Thursday, February 3, 2011

cardamom pear loaf

Hello readers,

Perhaps like me, you've survived the great snowpocalypse that attacked much of North America (yes North America, dear States-side readers. When you see weather systems disappearing beyond the borders of the US on TV, they come here to Canada).  I can't bear the idea of leaving the house, the slushy streets, icy sidewalks, and the mountains of snow to be conquered on every street corner! All I want is cup upon cup of tea, and a little cake to go with it!

Inspired by a recent recipe on Gourmet Live, I devised a (vegan) cardamom pear loaf.  The original recipe is for a molasses cake, and I was intrigued by the method, which required adding boiling water and then freezing the dough to supposedly evenly bake the bread.  It produced a delicious cake, so moist and fluffy, and with only one egg! that I thought it a fine recipe for vegan tweaking.

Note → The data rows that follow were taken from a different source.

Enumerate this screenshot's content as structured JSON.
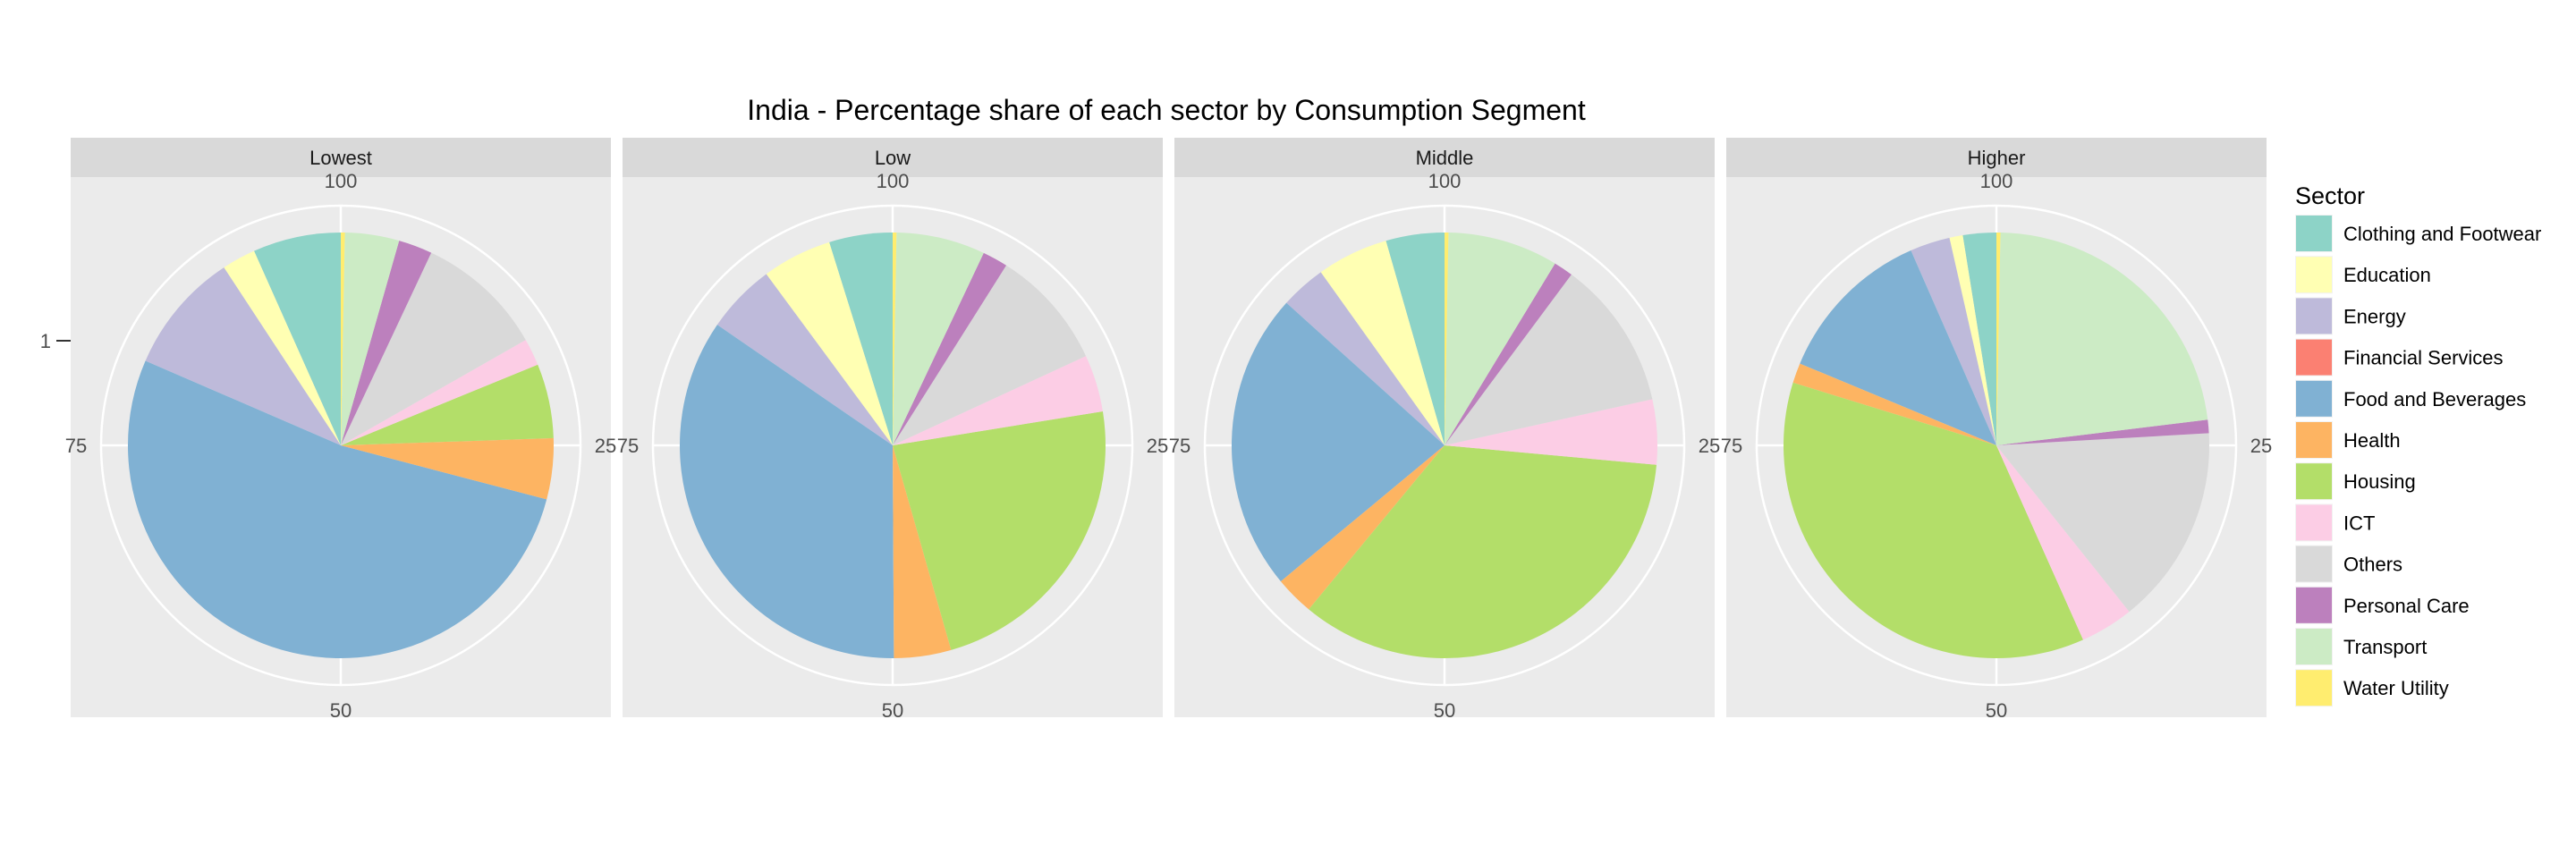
{
  "chart_data": {
    "type": "pie",
    "title": "India - Percentage share of each sector by Consumption Segment",
    "y_axis_tick": "1",
    "angle_ticks": [
      "100",
      "25",
      "50",
      "75"
    ],
    "legend": {
      "title": "Sector",
      "placement": "right",
      "entries": [
        {
          "name": "Clothing and Footwear",
          "color": "#8DD3C7"
        },
        {
          "name": "Education",
          "color": "#FFFFB3"
        },
        {
          "name": "Energy",
          "color": "#BEBADA"
        },
        {
          "name": "Financial Services",
          "color": "#FB8072"
        },
        {
          "name": "Food and Beverages",
          "color": "#80B1D3"
        },
        {
          "name": "Health",
          "color": "#FDB462"
        },
        {
          "name": "Housing",
          "color": "#B3DE69"
        },
        {
          "name": "ICT",
          "color": "#FCCDE5"
        },
        {
          "name": "Others",
          "color": "#D9D9D9"
        },
        {
          "name": "Personal Care",
          "color": "#BC80BD"
        },
        {
          "name": "Transport",
          "color": "#CCEBC5"
        },
        {
          "name": "Water Utility",
          "color": "#FFED6F"
        }
      ]
    },
    "categories": [
      "Clothing and Footwear",
      "Education",
      "Energy",
      "Financial Services",
      "Food and Beverages",
      "Health",
      "Housing",
      "ICT",
      "Others",
      "Personal Care",
      "Transport",
      "Water Utility"
    ],
    "panels": [
      {
        "label": "Lowest",
        "values": [
          6.5,
          2.5,
          9.0,
          0.0,
          51.0,
          4.5,
          5.5,
          2.0,
          9.5,
          2.5,
          4.0,
          0.3
        ]
      },
      {
        "label": "Low",
        "values": [
          5.0,
          5.5,
          5.5,
          0.0,
          36.0,
          4.5,
          24.0,
          4.5,
          9.5,
          2.0,
          7.0,
          0.3
        ]
      },
      {
        "label": "Middle",
        "values": [
          4.5,
          5.5,
          3.5,
          0.0,
          23.0,
          3.0,
          35.0,
          5.0,
          11.5,
          1.5,
          8.5,
          0.3
        ]
      },
      {
        "label": "Higher",
        "values": [
          2.5,
          1.0,
          3.0,
          0.0,
          12.0,
          1.5,
          36.0,
          4.0,
          15.0,
          1.0,
          22.5,
          0.3
        ]
      }
    ]
  }
}
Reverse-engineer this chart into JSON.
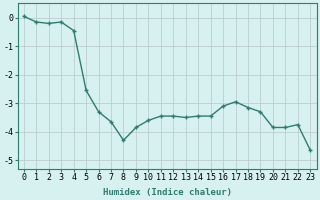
{
  "x": [
    0,
    1,
    2,
    3,
    4,
    5,
    6,
    7,
    8,
    9,
    10,
    11,
    12,
    13,
    14,
    15,
    16,
    17,
    18,
    19,
    20,
    21,
    22,
    23
  ],
  "y": [
    0.05,
    -0.15,
    -0.2,
    -0.15,
    -0.45,
    -2.55,
    -3.3,
    -3.65,
    -4.3,
    -3.85,
    -3.6,
    -3.45,
    -3.45,
    -3.5,
    -3.45,
    -3.45,
    -3.1,
    -2.95,
    -3.15,
    -3.3,
    -3.85,
    -3.85,
    -3.75,
    -4.65
  ],
  "line_color": "#2e7d6e",
  "marker": "+",
  "marker_size": 3,
  "marker_linewidth": 1.0,
  "line_width": 1.0,
  "bg_color": "#d7f0f0",
  "grid_color": "#b8c8c8",
  "xlabel": "Humidex (Indice chaleur)",
  "ylim": [
    -5.3,
    0.5
  ],
  "xlim": [
    -0.5,
    23.5
  ],
  "yticks": [
    0,
    -1,
    -2,
    -3,
    -4,
    -5
  ],
  "xtick_labels": [
    "0",
    "1",
    "2",
    "3",
    "4",
    "5",
    "6",
    "7",
    "8",
    "9",
    "10",
    "11",
    "12",
    "13",
    "14",
    "15",
    "16",
    "17",
    "18",
    "19",
    "20",
    "21",
    "22",
    "23"
  ],
  "label_fontsize": 6.5,
  "tick_fontsize": 6.0
}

This bread is so good - it makes two loaves, one for now, one for later, and fills the house with the yummiest scent of cardamom and vanilla baking.

Vegan Cardamom Pear Loaf
Makes 2 loaves
Takes 1 hour (plus freezing time)

1 cup honey
1/2 cup dark brown sugar, packed
3/4 cup + 3 tablespoons canola oil
2 inches of the black innards of a vanilla pod (or 2 teaspoons of pure vanilla extract)
1/2 tsp ground cardamom (5-6 pods)
2 cups flour
1 cup semolina*
2 tsp baking soda
1/4 tsp salt
3 pears sliced up into little bits
1/2 cup pistachios, toasted and coarsely chopped
1.5 cups boiling water

Toast the pistachios in a toaster oven or the big oven on 250 for 8–10 minutes.  Careful they don't burn!  When they've cooled, coarsely chop them.  If baking bread right away, preheat oven to 350 degrees Fahrenheit.

Grease and flour 2 loaf pans.

In a large bowl, dissolve the sugar in the honey (you may want to melt the honey in the microwave or on the stove).  When dissolved, add oil, vanilla and cardamom, and stir vigorously until it's well-combined.  Add the flour, semolina, baking soda and salt, and stir until the dough resembles course, sandy meal.  Mix in the pears and crushed pistachios.

Add the boiling water and stir, the dough will be runny like pancake batter.

At this point you have two options, to freeze the dough or to not the freeze the dough.  I find that there is no difference between freezing and not freezing the dough in the finished bread.

The loaf on the left was baked yesterday with immediately mixed batter, and the loaf on the right was baked today, from batter that was frozen overnight.  It has a slightly larger crumb, but other than the differences from my pouring a bit more batter into the pan, tastes the same and has (basically) the same texture.

Oh well.  Since this recipe makes enough for 2 loaves, you get a later loaf for when you've eaten all of the first one!

Bake at 350 for 40-50 minutes (a bit more if you have a frozen loaf) until a fork comes out cleanly.  Let cool in the pan, and then turn out and enjoy!

*Semolina is also known as rava or cream of wheat.  It gives the bread an extra little crunch.  If you don't want to use it, you can use another 1.5 cups of flour (3.5 cups flour total).


  1. yum! beautiful pictures! the perfect antidote to wintery weather. what's the perfect antidote to tropical heat? any suggestions for a good non-south indian recipe with all local ingredients and not many kitchen implements?

  2. Recipe sounds good but hardly vegan as the first ingrediant is honey!

  3. Hi Pamela,

    Thanks for your comment. I use the labels vegan and gluten-free loosely, for recipes that I think can be easily adapted. I am always reading recipes and thinking about how I can make them work for me, and I assume that's how readers view recipes on my site too.